Tayyip “hikâyesi yürek burkucudur” demişti Seyit Rıza için.
Bizim Kemal dün televizyonda “o bir insandı, insan” dedi.
Ben aslını söyleyeyim size, hain’di hain!
Vatan haini, satılmış cahilin tekiydi.
İngiltere Dışişleri Bakanı’na salya sümük mektup yazan bu hain Tunceli için bereketli Kürdistan toprakları diyor.
“Sayın ekselansları” diye başlıyor mektubu. “Türk Hükümeti yaptığı anlaşmalar sayesinde dış baskılardan kurtuldu, Dersim’e girmeye kalkıştı, Türk ordusunu başarısızlığa uğrattık, direnişimiz karşısında Türk uçakları bombalamaya başladı” diye vaziyeti anlatıyor, “sayın ekselanslarına sesleniyorum, hükümetinizin yüksek manevi etkisinden Kürt halkını yararlandırmanızı istirham ediyorum, en derin saygılarımın kabulünü rica ediyorum” diye bitiriyor, “Seyid Rıza” diye de imzalıyor.
Bu hain mi insanı yürek burkan şahsiyet?
Bazıları da mektup İngiltere’ye değil, Fransa’ya yazılmış diyor.
Ahmaksınız diyorum ben de.
Ha Fransa, ha İngiltere.
Ne fark ediyorsa?
Ama yok bence gidip sorarsiniz Bilal Şimşir’e veya gider “The National Archives, London” devlet arşivine kayıt olup “FO 371/20864/E5529” numaralı belgeye direkt kendiniz bakarsınız.
AKP’yi anlarım “fıtratında” olabilir.
Ama CHP?
Pardon tabii bu Y-CHP. Faik Tünay gibi Cemaat mesubu olduğunu gizleme ihtiyacı duymayan, ben CHP Milletvekiliyim, CHP’li değilim diyen veya Tanrıkulu gibi Kürt Milliyetçiliği yapanların, bebek katili teröriste “sayın”, bölücülere de demokrat diyenlerin yeni partisi.
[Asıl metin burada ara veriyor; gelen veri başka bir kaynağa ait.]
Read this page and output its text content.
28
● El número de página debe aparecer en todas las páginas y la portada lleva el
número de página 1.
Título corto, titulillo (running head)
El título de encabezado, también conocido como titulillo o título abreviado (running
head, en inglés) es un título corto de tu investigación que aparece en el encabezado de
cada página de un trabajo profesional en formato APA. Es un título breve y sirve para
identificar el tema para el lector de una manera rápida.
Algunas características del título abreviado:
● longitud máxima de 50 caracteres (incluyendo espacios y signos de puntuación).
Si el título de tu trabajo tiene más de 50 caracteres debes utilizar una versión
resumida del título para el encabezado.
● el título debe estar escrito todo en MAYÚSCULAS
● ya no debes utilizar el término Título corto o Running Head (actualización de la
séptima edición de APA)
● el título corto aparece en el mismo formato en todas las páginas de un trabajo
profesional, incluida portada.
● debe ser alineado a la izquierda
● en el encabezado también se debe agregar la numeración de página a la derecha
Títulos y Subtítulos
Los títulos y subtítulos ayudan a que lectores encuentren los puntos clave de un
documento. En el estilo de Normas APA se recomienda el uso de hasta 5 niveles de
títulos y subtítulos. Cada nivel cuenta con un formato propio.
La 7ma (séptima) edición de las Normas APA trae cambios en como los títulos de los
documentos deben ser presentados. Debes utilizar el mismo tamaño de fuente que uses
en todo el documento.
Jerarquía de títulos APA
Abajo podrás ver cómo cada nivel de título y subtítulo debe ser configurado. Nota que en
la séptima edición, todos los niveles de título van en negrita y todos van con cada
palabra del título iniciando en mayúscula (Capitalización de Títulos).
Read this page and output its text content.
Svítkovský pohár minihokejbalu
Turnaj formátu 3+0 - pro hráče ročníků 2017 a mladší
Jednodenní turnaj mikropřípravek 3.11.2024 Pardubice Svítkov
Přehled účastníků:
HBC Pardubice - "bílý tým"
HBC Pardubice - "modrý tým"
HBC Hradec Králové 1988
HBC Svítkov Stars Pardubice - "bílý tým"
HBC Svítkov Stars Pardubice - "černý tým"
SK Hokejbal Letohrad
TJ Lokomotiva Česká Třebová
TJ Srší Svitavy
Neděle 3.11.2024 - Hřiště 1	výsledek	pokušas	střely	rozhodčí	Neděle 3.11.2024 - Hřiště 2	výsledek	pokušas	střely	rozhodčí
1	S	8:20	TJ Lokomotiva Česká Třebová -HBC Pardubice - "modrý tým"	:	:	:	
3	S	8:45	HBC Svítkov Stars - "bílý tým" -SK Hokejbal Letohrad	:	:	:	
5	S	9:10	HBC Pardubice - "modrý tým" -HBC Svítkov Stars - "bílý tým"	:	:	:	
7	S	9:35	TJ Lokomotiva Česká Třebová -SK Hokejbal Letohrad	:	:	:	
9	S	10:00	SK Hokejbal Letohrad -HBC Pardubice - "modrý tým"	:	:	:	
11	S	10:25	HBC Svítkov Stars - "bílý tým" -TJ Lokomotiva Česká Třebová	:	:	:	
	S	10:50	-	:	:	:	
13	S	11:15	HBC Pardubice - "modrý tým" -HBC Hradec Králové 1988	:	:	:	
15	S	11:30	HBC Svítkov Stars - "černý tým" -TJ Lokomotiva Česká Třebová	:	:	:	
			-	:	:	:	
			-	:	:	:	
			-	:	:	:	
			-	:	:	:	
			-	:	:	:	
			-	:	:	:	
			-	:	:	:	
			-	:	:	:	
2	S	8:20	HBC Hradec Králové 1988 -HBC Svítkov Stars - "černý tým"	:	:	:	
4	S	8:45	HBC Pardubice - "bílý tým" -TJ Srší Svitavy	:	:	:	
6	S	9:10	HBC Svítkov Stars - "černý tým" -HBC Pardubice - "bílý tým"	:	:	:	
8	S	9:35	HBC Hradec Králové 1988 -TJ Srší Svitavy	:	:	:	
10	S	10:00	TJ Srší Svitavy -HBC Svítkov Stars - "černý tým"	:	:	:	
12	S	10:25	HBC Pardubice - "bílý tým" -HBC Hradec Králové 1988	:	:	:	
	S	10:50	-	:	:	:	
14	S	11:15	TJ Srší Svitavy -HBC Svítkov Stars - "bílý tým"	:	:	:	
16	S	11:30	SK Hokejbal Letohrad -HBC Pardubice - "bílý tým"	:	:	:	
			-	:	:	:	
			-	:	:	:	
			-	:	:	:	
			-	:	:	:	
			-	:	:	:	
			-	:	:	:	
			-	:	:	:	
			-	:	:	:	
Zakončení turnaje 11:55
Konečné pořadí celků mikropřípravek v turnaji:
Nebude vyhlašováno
Atatürk’ün oturduğu koltukta Dersim diyen ve Cumhuriyeti eleştiren bir sözde genel başkan.
Bunları eleştirip birlik, bütünlük, bölünmezlik, laiklik, Atatürk diyen bizler kimiz peki?
Bölücü!
Oh ne güzel…
Sizin gibi bütünleyiciler varken bölücülere ihtiyaç mı olur!